Creating custom schemas for key-value pair classification and extraction

Create JSON schemas to extract specific fields from structured documents with the text classification and extraction API.

To build a custom schema for a document, you must define metadata and write effective descriptions for each field you want to extract before you validating and scaling the schema for accurate key-value pair classification and extraction.

You define the custom schema for your document in the schemas setting in the semantic_config parameter.

Before you begin

Review your document and determine the following information that will determine the field names and descriptions you define in the schema:

  • The types of data you want to extract from the document
  • The exact labels for the data you want to extract
  • The location of each item on the page, such as upper-left header or right-hand column

For example, note the following information in the California Personal Auto Insurance Application document:

Screenshot of an auto application form PDF with several fields including Contact Name and Phone

  • Data you want to extract such as Agency Name, Applicant Address, Carrier Name, Policy Number.
  • The exact field labels such as “AGENCY”, “APPLICANT’S NAME AND MAILING ADDRESS”, and “POLICY #”. Quoting the labels as they appear in the document helps the foundation model connect to the correct values.

Procedure

  1. In the metadata at the top of your schema, provide a description for your document in the document_description field. The document_description field is included in the classifier prompt for the foundation model used for key-value pair classification and extraction.

    Tip: Make the document description specific by including keywords to help the classification model correctly identify the document. For example, use keywords such as “California,” “Auto,” and “Application,” in the description for the California Personal Auto Insurance Application document.

    Use the additional_prompt_instructions parameter to provides guidance that the foundation model can apply to the entire page in the document. Use foundation model prompt instructions, such as "Preserve number formatting as seen in the image.", to improve extraction accuracy.

    {
       "document_type": "Auto_Insurance_Application",
       "document_description": "California Personal Auto Application form used to open or update an auto policy.",
       "additional_prompt_instructions": "Return phone numbers exactly as they appear in the document.",
    }
    
  2. For each field you include in the schema, define the following three elements:

    • Field name: Choose a unique key name for the field. Use the following tips for creating a field name:
      • Use underscores to separate words. For example, use applicant_name instead of applicantName.
      • Keep names short but descriptive.
      • For fields in sections, use the format [section_name]_[field_name].
      • For table fields, use the fomat [table_name]_row_[row_number]_[column_name].
    • Example value: Provide a sample value to help the model infer the expected type such as a date value or an integer. Supplying an example improves model performance.
    • Description: Write a brief explanation of what the field represents. The description is passed to the foundation model to help the model understand what to look for during the extraction process. The field description provides context that helps the model validate and focus on the correct information in the document. Use the following tips for writing a description:
      • Be accurate, unambiguous, and specific about where on the document the information is located.
      • Do not include instructions that change the format of the values such as dates or numbers.
      • Mention any labels or headings that identify the field.
      • Note any special cases or variations.

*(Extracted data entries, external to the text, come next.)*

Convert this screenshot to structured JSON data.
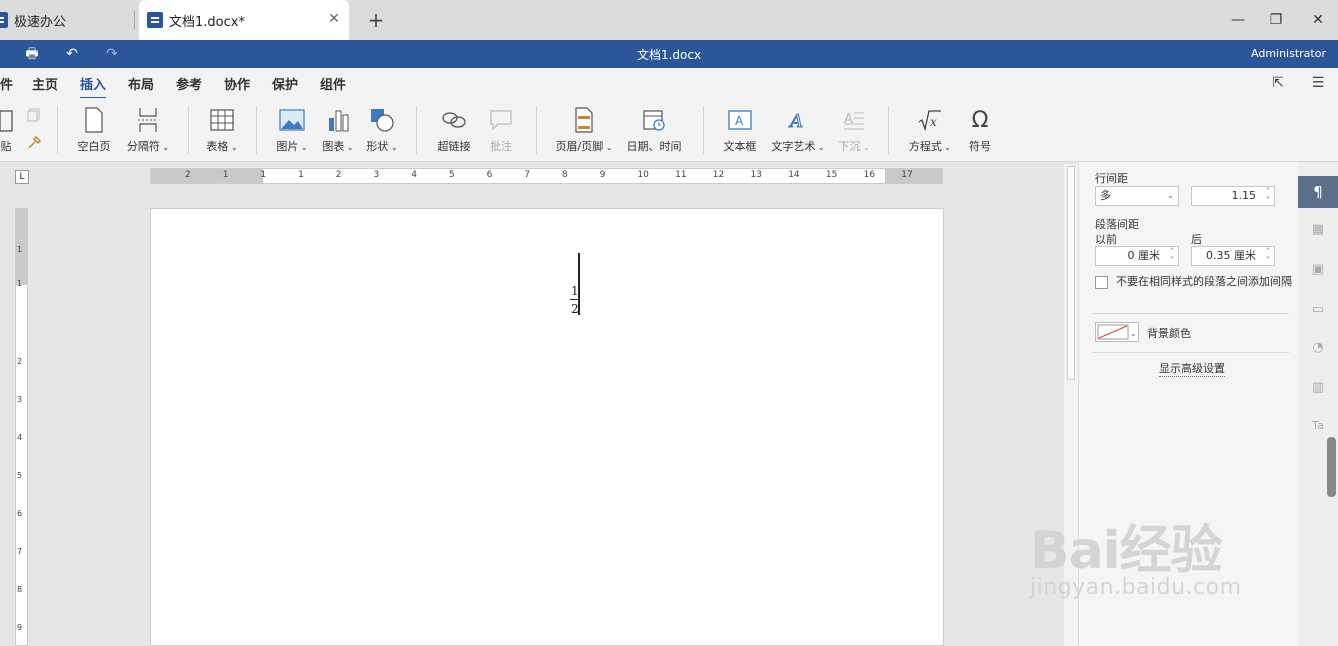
{
  "tabs": [
    {
      "label": "极速办公"
    },
    {
      "label": "文档1.docx*"
    }
  ],
  "titlebar": {
    "title": "文档1.docx",
    "user": "Administrator"
  },
  "menu": {
    "items": [
      "件",
      "主页",
      "插入",
      "布局",
      "参考",
      "协作",
      "保护",
      "组件"
    ],
    "active": "插入"
  },
  "ribbon": {
    "paste": "贴",
    "blank_page": "空白页",
    "page_break": "分隔符",
    "table": "表格",
    "picture": "图片",
    "chart": "图表",
    "shape": "形状",
    "hyperlink": "超链接",
    "comment": "批注",
    "header_footer": "页眉/页脚",
    "datetime": "日期、时间",
    "textbox": "文本框",
    "wordart": "文字艺术",
    "dropcap": "下沉",
    "equation": "方程式",
    "symbol": "符号"
  },
  "ruler": {
    "h_numbers": [
      "2",
      "1",
      "1",
      "1",
      "2",
      "3",
      "4",
      "5",
      "6",
      "7",
      "8",
      "9",
      "10",
      "11",
      "12",
      "13",
      "14",
      "15",
      "16",
      "17"
    ],
    "v_numbers": [
      "1",
      "1",
      "2",
      "3",
      "4",
      "5",
      "6",
      "7",
      "8",
      "9"
    ],
    "tabstop": "L"
  },
  "document": {
    "numerator": "1",
    "denominator": "2"
  },
  "panel": {
    "line_spacing_label": "行间距",
    "line_spacing_mode": "多",
    "line_spacing_value": "1.15",
    "para_spacing_label": "段落间距",
    "before_label": "以前",
    "after_label": "后",
    "before_value": "0 厘米",
    "after_value": "0.35 厘米",
    "no_space_checkbox": "不要在相同样式的段落之间添加间隔",
    "no_space_checked": false,
    "bg_color_label": "背景颜色",
    "advanced_link": "显示高级设置"
  },
  "watermark": {
    "brand": "Bai经验",
    "url": "jingyan.baidu.com"
  },
  "colors": {
    "brand": "#2b579a",
    "sidebar_active": "#5c6f8a"
  }
}
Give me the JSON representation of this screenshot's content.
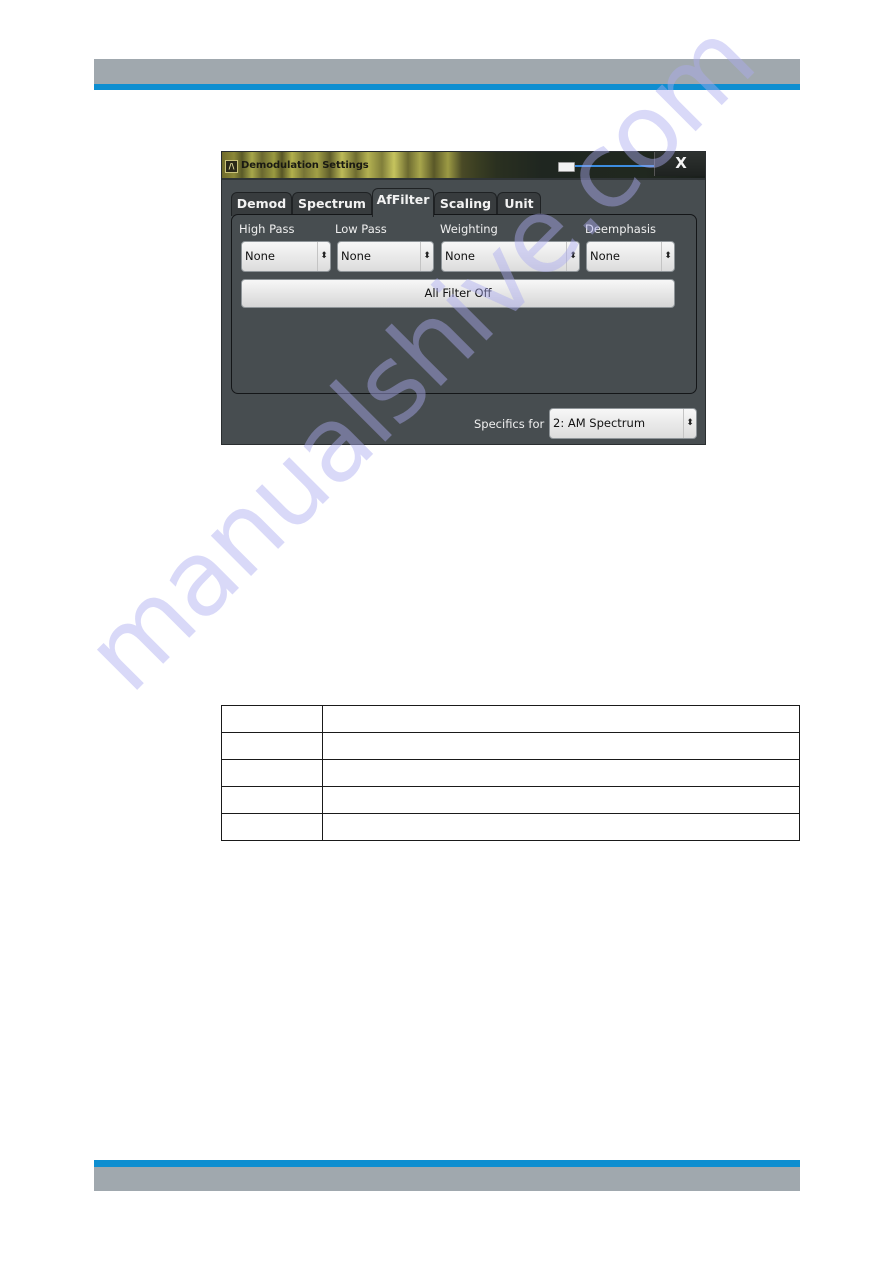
{
  "page": {
    "header_colors": {
      "bar": "#a0a8ae",
      "accent": "#0e8ed0"
    },
    "footer_colors": {
      "bar": "#a0a8ae",
      "accent": "#0e8ed0"
    }
  },
  "dialog": {
    "title": "Demodulation Settings",
    "app_icon": "rs-logo-icon",
    "close_label": "X",
    "tabs": [
      {
        "label": "Demod",
        "active": false
      },
      {
        "label": "Spectrum",
        "active": false
      },
      {
        "label": "AfFilter",
        "active": true
      },
      {
        "label": "Scaling",
        "active": false
      },
      {
        "label": "Unit",
        "active": false
      }
    ],
    "filters": [
      {
        "label": "High Pass",
        "value": "None"
      },
      {
        "label": "Low Pass",
        "value": "None"
      },
      {
        "label": "Weighting",
        "value": "None"
      },
      {
        "label": "Deemphasis",
        "value": "None"
      }
    ],
    "all_filter_off_label": "All Filter Off",
    "specifics_label": "Specifics for",
    "specifics_value": "2: AM Spectrum",
    "select_arrows": "⬍"
  },
  "table": {
    "rows": [
      [
        "",
        ""
      ],
      [
        "",
        ""
      ],
      [
        "",
        ""
      ],
      [
        "",
        ""
      ],
      [
        "",
        ""
      ]
    ]
  },
  "watermark": "manualshive.com"
}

    For example, define a field to extract the agency name from the California Personal Auto Insurance Application document.

    "agency_name": {
      "default": "",
      "example": "Spring Insurance",
      "description": "Name of the insurance agency shown in the Agency section (upper‑left of the page)."
    }
    

    You can optionally use the following methods to define custom values for fields and custom fields for capturing specialized datastructures in the input document:

    Optional field elements

    Specify additional attribute values for a field with the available_options parameter. Use the parameter for a field that is not explicitly mentioned in the document, but can be deduced from the context or visual elements.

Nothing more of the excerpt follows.